Ahora a mi se me otorgo un dato, donde supuestamente si lo tengo trabajando con 6v, en lugar de requerir 2A necesito menor amperaje, aunque según yo, la ley de ohm dice que, a mayor voltaje mayor amperaje.

Si el dato fuera cierto, o yo estoy razonando mal la ley de ohm, u otras razones, mi pregunta es, si lo pongo a trabajar con 6v, cuanto amperaje necesito, para que trabaje óptimo, como lo hacia con 5.1v y 2A.

Gracias.


----------



## Tacatomon (Jun 22, 2009)

Para 6 Volts DC, Vas a necesitar los Mismos 2A.

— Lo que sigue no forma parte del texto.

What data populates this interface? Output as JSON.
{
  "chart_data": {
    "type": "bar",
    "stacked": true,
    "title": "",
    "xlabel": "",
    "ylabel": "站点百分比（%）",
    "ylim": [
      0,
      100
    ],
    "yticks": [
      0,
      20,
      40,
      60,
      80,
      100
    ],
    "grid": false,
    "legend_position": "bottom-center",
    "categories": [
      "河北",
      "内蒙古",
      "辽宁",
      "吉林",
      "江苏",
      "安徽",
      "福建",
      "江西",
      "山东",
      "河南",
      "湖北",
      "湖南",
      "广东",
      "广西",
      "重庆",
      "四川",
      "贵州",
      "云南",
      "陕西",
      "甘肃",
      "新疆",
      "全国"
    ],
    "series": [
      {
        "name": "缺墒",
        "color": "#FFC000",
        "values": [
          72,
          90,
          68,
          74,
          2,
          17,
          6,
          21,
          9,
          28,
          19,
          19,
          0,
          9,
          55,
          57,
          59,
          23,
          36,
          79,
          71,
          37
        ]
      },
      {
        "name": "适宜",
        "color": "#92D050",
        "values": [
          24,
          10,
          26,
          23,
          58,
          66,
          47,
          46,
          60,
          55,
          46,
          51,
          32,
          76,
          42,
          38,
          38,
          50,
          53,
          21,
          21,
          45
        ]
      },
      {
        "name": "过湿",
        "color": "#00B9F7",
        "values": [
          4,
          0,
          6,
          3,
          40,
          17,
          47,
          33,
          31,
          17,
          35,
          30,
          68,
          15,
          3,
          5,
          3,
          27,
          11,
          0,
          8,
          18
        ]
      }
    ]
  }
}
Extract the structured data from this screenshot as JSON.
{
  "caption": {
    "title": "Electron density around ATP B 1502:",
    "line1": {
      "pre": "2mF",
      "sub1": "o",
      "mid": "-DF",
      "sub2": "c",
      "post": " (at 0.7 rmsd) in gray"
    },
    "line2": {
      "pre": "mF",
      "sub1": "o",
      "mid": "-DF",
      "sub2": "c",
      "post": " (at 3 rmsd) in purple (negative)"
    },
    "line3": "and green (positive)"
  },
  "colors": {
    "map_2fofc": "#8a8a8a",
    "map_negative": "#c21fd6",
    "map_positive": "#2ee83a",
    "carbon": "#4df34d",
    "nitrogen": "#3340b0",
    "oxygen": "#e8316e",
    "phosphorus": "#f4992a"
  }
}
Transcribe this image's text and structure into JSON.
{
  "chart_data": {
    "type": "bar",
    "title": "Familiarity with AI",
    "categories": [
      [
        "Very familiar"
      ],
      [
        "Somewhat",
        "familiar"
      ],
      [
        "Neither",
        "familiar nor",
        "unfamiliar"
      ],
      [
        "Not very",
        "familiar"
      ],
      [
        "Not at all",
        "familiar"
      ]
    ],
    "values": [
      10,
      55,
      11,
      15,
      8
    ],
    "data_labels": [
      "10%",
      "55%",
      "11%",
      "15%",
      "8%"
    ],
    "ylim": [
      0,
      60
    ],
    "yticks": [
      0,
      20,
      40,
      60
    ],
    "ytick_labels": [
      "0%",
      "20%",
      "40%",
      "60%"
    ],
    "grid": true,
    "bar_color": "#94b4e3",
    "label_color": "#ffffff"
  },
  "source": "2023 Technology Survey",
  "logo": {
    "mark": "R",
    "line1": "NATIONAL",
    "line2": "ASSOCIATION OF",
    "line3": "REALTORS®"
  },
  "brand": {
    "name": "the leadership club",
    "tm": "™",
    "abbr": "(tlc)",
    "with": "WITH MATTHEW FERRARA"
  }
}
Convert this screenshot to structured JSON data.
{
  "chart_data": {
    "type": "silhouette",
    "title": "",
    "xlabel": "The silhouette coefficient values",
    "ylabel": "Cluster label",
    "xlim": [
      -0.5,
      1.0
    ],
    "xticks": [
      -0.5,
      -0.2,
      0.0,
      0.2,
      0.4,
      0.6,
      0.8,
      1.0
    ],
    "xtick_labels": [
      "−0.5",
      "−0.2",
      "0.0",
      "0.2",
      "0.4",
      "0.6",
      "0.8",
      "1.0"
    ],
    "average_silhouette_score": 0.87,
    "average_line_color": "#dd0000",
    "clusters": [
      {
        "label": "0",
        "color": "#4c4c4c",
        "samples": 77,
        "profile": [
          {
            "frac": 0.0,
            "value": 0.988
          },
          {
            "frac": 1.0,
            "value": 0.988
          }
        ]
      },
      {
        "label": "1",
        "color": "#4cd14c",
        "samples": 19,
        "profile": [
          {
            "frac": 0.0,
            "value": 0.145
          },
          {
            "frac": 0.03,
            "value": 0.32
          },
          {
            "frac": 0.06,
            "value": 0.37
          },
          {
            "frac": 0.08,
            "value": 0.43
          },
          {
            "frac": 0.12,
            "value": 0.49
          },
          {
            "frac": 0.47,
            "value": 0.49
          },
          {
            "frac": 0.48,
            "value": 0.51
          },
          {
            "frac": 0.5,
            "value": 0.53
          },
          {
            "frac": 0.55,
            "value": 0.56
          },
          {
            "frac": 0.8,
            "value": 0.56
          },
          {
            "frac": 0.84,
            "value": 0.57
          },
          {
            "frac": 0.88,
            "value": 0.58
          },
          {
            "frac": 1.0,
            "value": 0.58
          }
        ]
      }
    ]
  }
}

Por que 2A, por los picos de alimentación, trafico de red, etc.

Saludos.

PD: Eliminador De 6VCD 2A.


----------



## analfabeta (Jun 22, 2009)

Pues tienes dos opciones para salir fácil del apuro, agarras cualquier eliminador de 9 o 12V y le pones a la salida un 7805 con su disipador y listo, o bien, busca alg{un eliminador de 5V 2A, no necesariamente tiene que ser el del router, posiblemente te sirva alguno para cargar celulares


----------



## glenn125 (Jun 22, 2009)

analfabeta dijo:
			
		

> Pues tienes dos opciones para salir fácil del apuro, agarras cualquier eliminador de 9 o 12V y le pones a la salida un 7805 con su disipador y listo, o bien, busca alg{un eliminador de 5V 2A, no necesariamente tiene que ser el del router, posiblemente te sirva alguno para cargar celulares



Si de echo si tengo de celular, el problema es la conexion, no es la misma que la del celular


----------



## glenn125 (Jun 22, 2009)

tacatomon dijo:
			
		

> Para 6 Volts DC, Vas a necesitar los Mismos 2A.
> 
> Por que 2A, por los picos de alimentación, trafico de red, etc.
> 
> ...



Oye y una pregunta, yo acudí a un steren, y me dijeron que no me recomendaban 6v con los mismo 2A por que podría quemar el aparato, que tanto de cierto hay en eso?


----------



## analfabeta (Jun 22, 2009)

si el eliminador del celular es de 5V y 2A y no lo utilizas, córta el conector y ponle el del eliminador del router, solo ten cuidado con la polaridad


----------



## Tacatomon (Jun 22, 2009)

Puedes usar el de 6VCD, realmente el moden tolera un poco el sobre voltaje. Pero si consigues el de 5V 2A mejor.

Si se trata de opciones disponibles, usa el de 6VCD 2A.

Saludos.


----------